Erdoğan’ın tersine Can Dündar hakkında şunları söyleyen A. Merkel, “Dündar konusunda belli ihtilafların olduğu açıkça ortada. Kendisi karar verdi katılmamaya çok net bir şekilde. Yanlış anlama olmasın diye söylüyorum.

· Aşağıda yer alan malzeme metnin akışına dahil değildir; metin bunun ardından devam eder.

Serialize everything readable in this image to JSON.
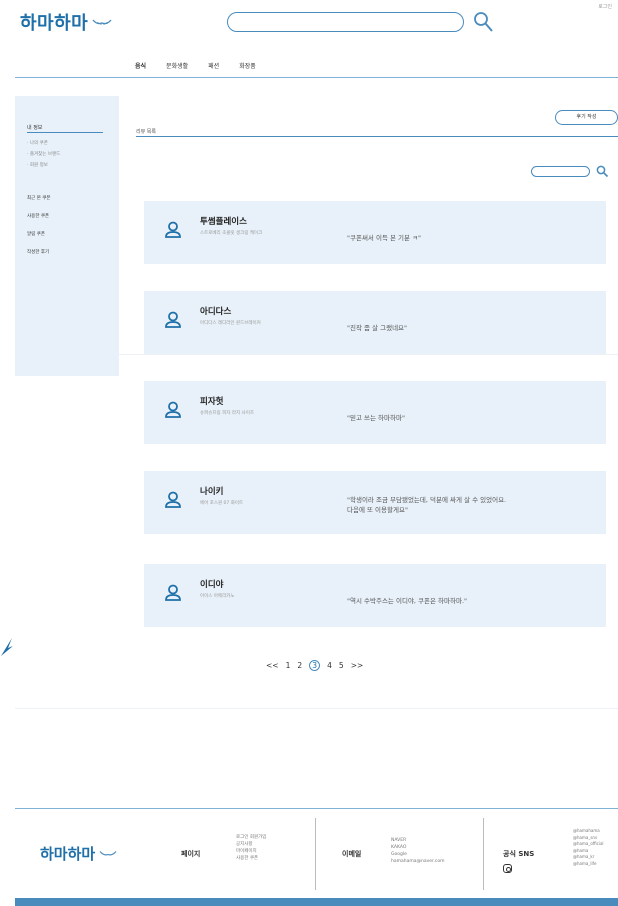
{
  "header": {
    "top_link": "로그인",
    "logo": "하마하마",
    "search_placeholder": ""
  },
  "nav": {
    "items": [
      "음식",
      "문화생활",
      "패션",
      "화장품"
    ]
  },
  "sidebar": {
    "title": "내 정보",
    "sub_items": [
      "· 나의 쿠폰",
      "· 즐겨찾는 브랜드",
      "· 회원 정보"
    ],
    "menu": [
      "최근 본 쿠폰",
      "사용한 쿠폰",
      "알림 쿠폰",
      "작성한 후기"
    ]
  },
  "section": {
    "label": "리뷰 목록",
    "write_button": "후기 작성"
  },
  "cards": [
    {
      "brand": "투썸플레이스",
      "sub": "스트로베리 초콜릿 생크림 케이크",
      "review": [
        "\"쿠폰써서 이득 본 기분 ㅋ\""
      ]
    },
    {
      "brand": "아디다스",
      "sub": "아디다스 레디라인 윈드브레이커",
      "review": [
        "\"진작 좀 살 그랬네요\""
      ]
    },
    {
      "brand": "피자헛",
      "sub": "슈퍼슈프림 피자 라지 사이즈",
      "review": [
        "\"믿고 쓰는 하마하마\""
      ]
    },
    {
      "brand": "나이키",
      "sub": "에어 포스원 07 화이트",
      "review": [
        "\"학생이라 조금 부담됐었는데, 덕분에 싸게 살 수 있었어요.",
        "다음에 또 이용할게요\""
      ]
    },
    {
      "brand": "이디야",
      "sub": "아이스 아메리카노",
      "review": [
        "\"역시 수박주스는 이디야, 쿠폰은 하마하마.\""
      ]
    }
  ],
  "pagination": {
    "prev": "<<",
    "pages": [
      "1",
      "2",
      "3",
      "4",
      "5"
    ],
    "current": "3",
    "next": ">>"
  },
  "footer": {
    "logo": "하마하마",
    "pages_title": "페이지",
    "pages_list": [
      "로그인 회원가입",
      "공지사항",
      "마이페이지",
      "사용한 쿠폰"
    ],
    "email_title": "이메일",
    "email_list": [
      "NAVER",
      "KAKAO",
      "Google",
      "hamahama@naver.com"
    ],
    "sns_title": "공식 SNS",
    "sns_list": [
      "@hamahama",
      "@hama_sns",
      "@hama_official",
      "@hama",
      "@hama_kr",
      "@hama_life"
    ]
  },
  "colors": {
    "accent": "#4a8bbd",
    "logo": "#1f6fa8",
    "card_bg": "#e8f1f9"
  }
}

Akreditasyon için belli bir hukuki zemin vardı. Kimin soru sorma hakkı var, yok diye ikiye bölünmüşlük yok. Çok sayıda gazeteci var. Kendisi katılmama kararı vermiştir. Sayın Cumhurbaşkanı ve benim görüşlerimin farklı olduğunu kabul edebilirim. Süreklilik taşıyan bir süreç içindeyiz ve geçtiğimiz günlerde çözüme ulaştırabildiğimiz vakalar da oldu. Büyük ilerleme vardır diyorum” Erdoğan ile fikir ayrılığının olduğunu söylemiştir.

Sonuç olarak;

Her iki ülkenin karşılıklı hassasiyetlerinin ve tavizlerinin arkasında elbette karşılıklı çıkarlar konusunda birbirine olan ihtiyaçları yatıyor. Almanya’nın bölgesel (Orta Doğu) çıkarları bakımından ve mülteci sorunu noktasında  ortaya çıkan yeni durum, Türkiye’de yaşanan insan hakları ihlalleri, demokratik olmayan politikalar, basın özgürlüğüne getirilen yasaklar, katliamları görmezden gelmesine itiyor. Almanya’nın başkenti Berlin’de her iki ülke arasında yapılan görüşmelerin gündemini Türkiye’deki demokrasi ve insan hakları ihlalleri oluşturmamıştır. Orta Doğu’da ve Türkiye Kürdistanı’nda Kürtlere karşı yapılan katliamlar ve toprak işgalleri de konuşulmamıştır. Her iki ülkenin çıkarlarının öne çıktığı karşılıklı ticaret ilişkileri, Avrupa Birliği’ni zor durumda bırakan mülteci krizi, Orta Doğu bölgesinde iki ülkenin çıkarlarının geleceği, ekonomik ilişkiler gibi konular kirli pazarlıklar üzerinden ele alındığı bir gerçekliktir. Suriye’nin geleceği konusunda Ekim ayında Rusya, Almanya, Türkiye ve Fransa’nın katılımı ile Dörtlü Zirve’nin yapılacağının Merkel tarafından açıklanması bunun ispatıdır. Türkiye, Rusya, Almanya ve Fransa’nın katılımıyla yapılacak zirve aynı zamanda Suriye’nin geleceği konusunda yeni bir ittifakın kurulabileceğinin mesajını veriyor. Bu noktadan bakıldığında Almanya için bölgesel çıkarlar bakımından Türkiye’nin neden önemli olduğu ortaya çıkıyor ve bu amacına Türkiye üzerinden ulaşma hayallerini kurduğunu gözler önüne seriyor.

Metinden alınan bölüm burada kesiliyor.